Dispersed reinforcing
Incoherent particles that occur in alloys, in which secondary phases are
formed by thermal deposition , usually caus small reinforcing effects.
However, incoherent particles are very important in alloys in which the fine
dispersion of secondary phases is achieved by these procedures: internal
oxidation, carbonization and nitriding. Secondary phases are in that case,
usually , a stable compounds , e.g., oxides , carbides , nitrides, borides
Reinforcing by dispersion od secondary stable phases is known as dispersed
reinforcing. Special alloys , which are obtained by thermal deposition of
internal oxidation makes up only a small part of the total production of
alloys containing secondary phases. The largest part of production is related
to alloys in which the secondary phases are formed by eutectic reaction (cast
iron, steel, Al - Cu, Pb - Sn). In this case, secondary phases are not dispersed
so well, and thats why the reinforcing isnt on the high level. In alloys that
contains a dispersed second phases, dislocations must be stored between the
particles. If the distance between the particles is short, dislocations must be
Dispersed phase affecting the movement of dislocations in two ways:
1. The coherent and partially coherent particles cause elastic deformation
of the basic grid, also called coherent internal voltages. Coherent
voltages react with the stress field around the dislocations and oppose
their movement. Since that there are reacted fields elastic voltage, and
the reaction may be defined as the elastic reaction.

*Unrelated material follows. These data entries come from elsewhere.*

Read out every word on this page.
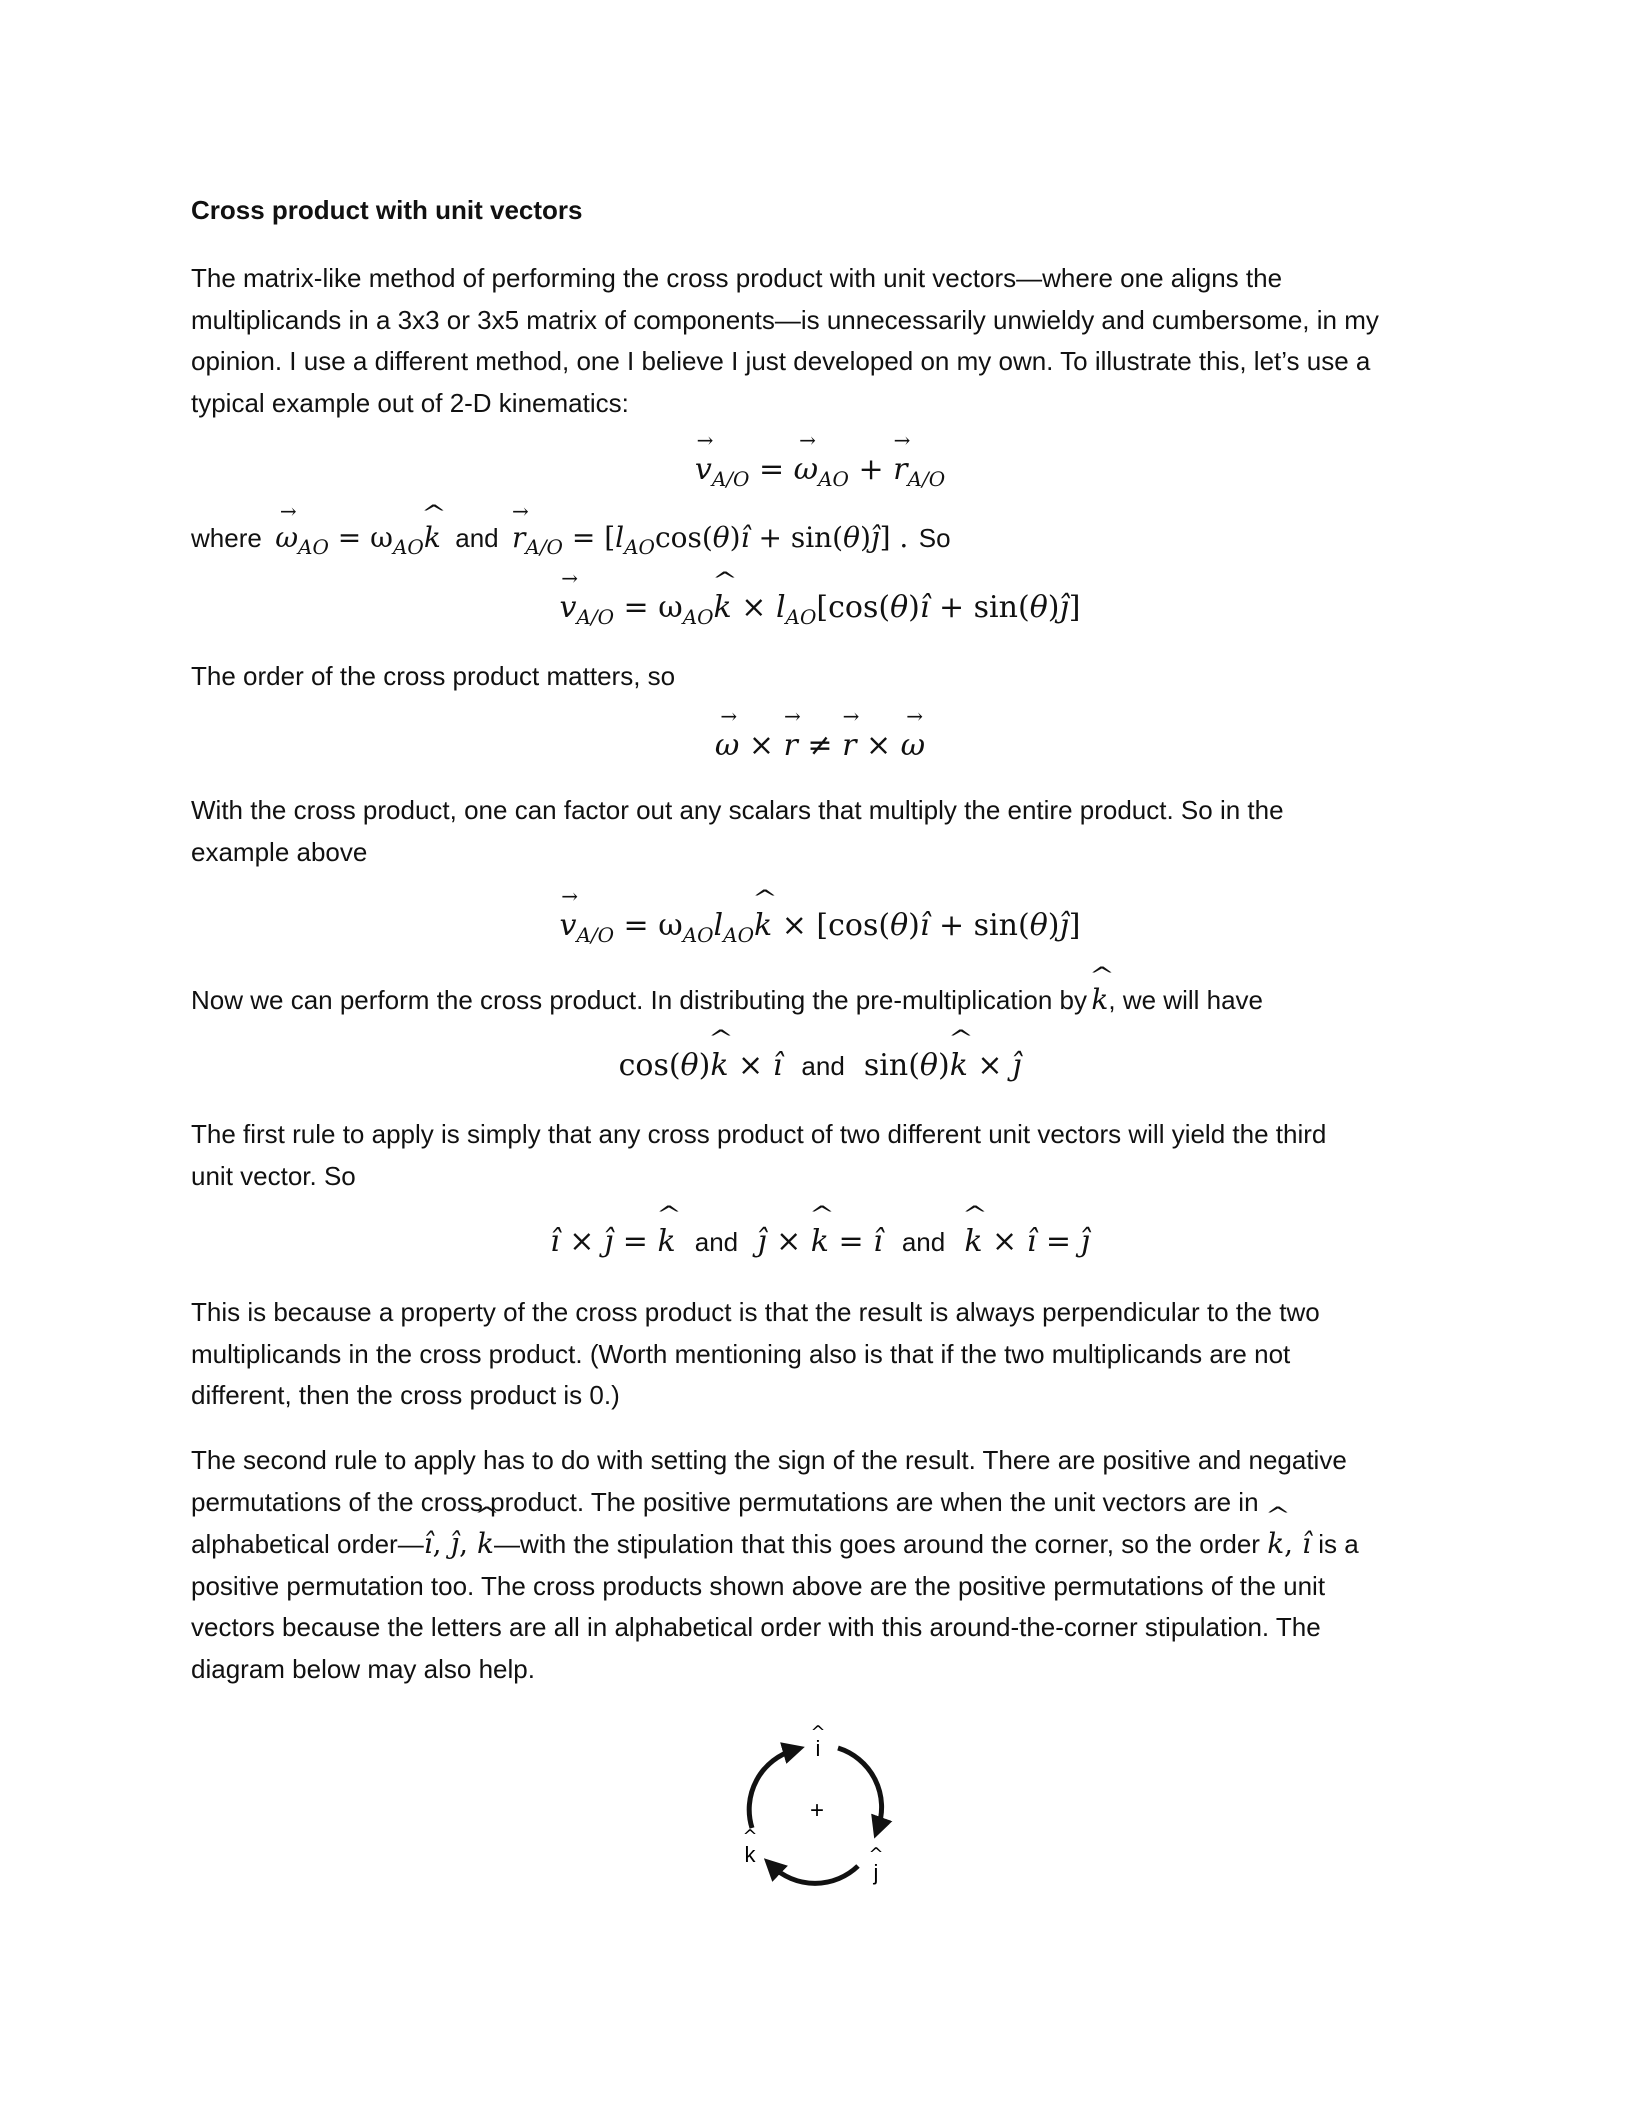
Cross product with unit vectors

The matrix-like method of performing the cross product with unit vectors—where one aligns the
multiplicands in a 3x3 or 3x5 matrix of components—is unnecessarily unwieldy and cumbersome, in my
opinion. I use a different method, one I believe I just developed on my own. To illustrate this, let’s use a
typical example out of 2-D kinematics:

→ $v_{A/O}$ = → $\omega_{AO}$ + → $r_{A/O}$
where → $\omega_{AO}$ = $\omega_{AO}\^{}$ k and → $r_{A/O}$ = [$l_{AO}\cos(\theta)î$ + sin(θ)ĵ] . So
→ $v_{A/O}$ = $\omega_{AO}\^{}$ $k \times l_{AO}[\cos(\theta)î$ + sin(θ)ĵ]

The order of the cross product matters, so

→ ω × → r ≠ → r × → ω

With the cross product, one can factor out any scalars that multiply the entire product. So in the
example above

→ $v_{A/O}$ = $\omega_{AO}l_{AO}\^{}$ k × [cos(θ)î + sin(θ)ĵ]
Now we can perform the cross product. In distributing the pre-multiplication by ^ k, we will have
cos(θ)^ k × î and  sin(θ)^ k × ĵ

The first rule to apply is simply that any cross product of two different unit vectors will yield the third
unit vector. So

î × ĵ = ^ k and ĵ × ^ k = î and ^ k × î = ĵ

This is because a property of the cross product is that the result is always perpendicular to the two
multiplicands in the cross product. (Worth mentioning also is that if the two multiplicands are not
different, then the cross product is 0.)

The second rule to apply has to do with setting the sign of the result. There are positive and negative
permutations of the cross product. The positive permutations are when the unit vectors are in
alphabetical order—î, ĵ, ^ k—with the stipulation that this goes around the corner, so the order ^ k, î is a
positive permutation too. The cross products shown above are the positive permutations of the unit
vectors because the letters are all in alphabetical order with this around-the-corner stipulation. The
diagram below may also help.

^
^
^
i
j
k
+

2. Same particles represent a physical barrier that redeployment should
be overcome. Dislocations can react with particles in two ways:
cutting mechanism, or circumvent mechanism. Cutting mechanism is
defined as a chemical reaction, and circumvent mechanism is defined
as the dispersed reaction. The chemical reaction occurs most
frequently between dislocations and coherent or partially coherent
particles. However, incoherent particles can also to enter into a
chemical reaction with the dislocation. Disperse reaction usually
occurs between dislocations and incoherent particles of high strength.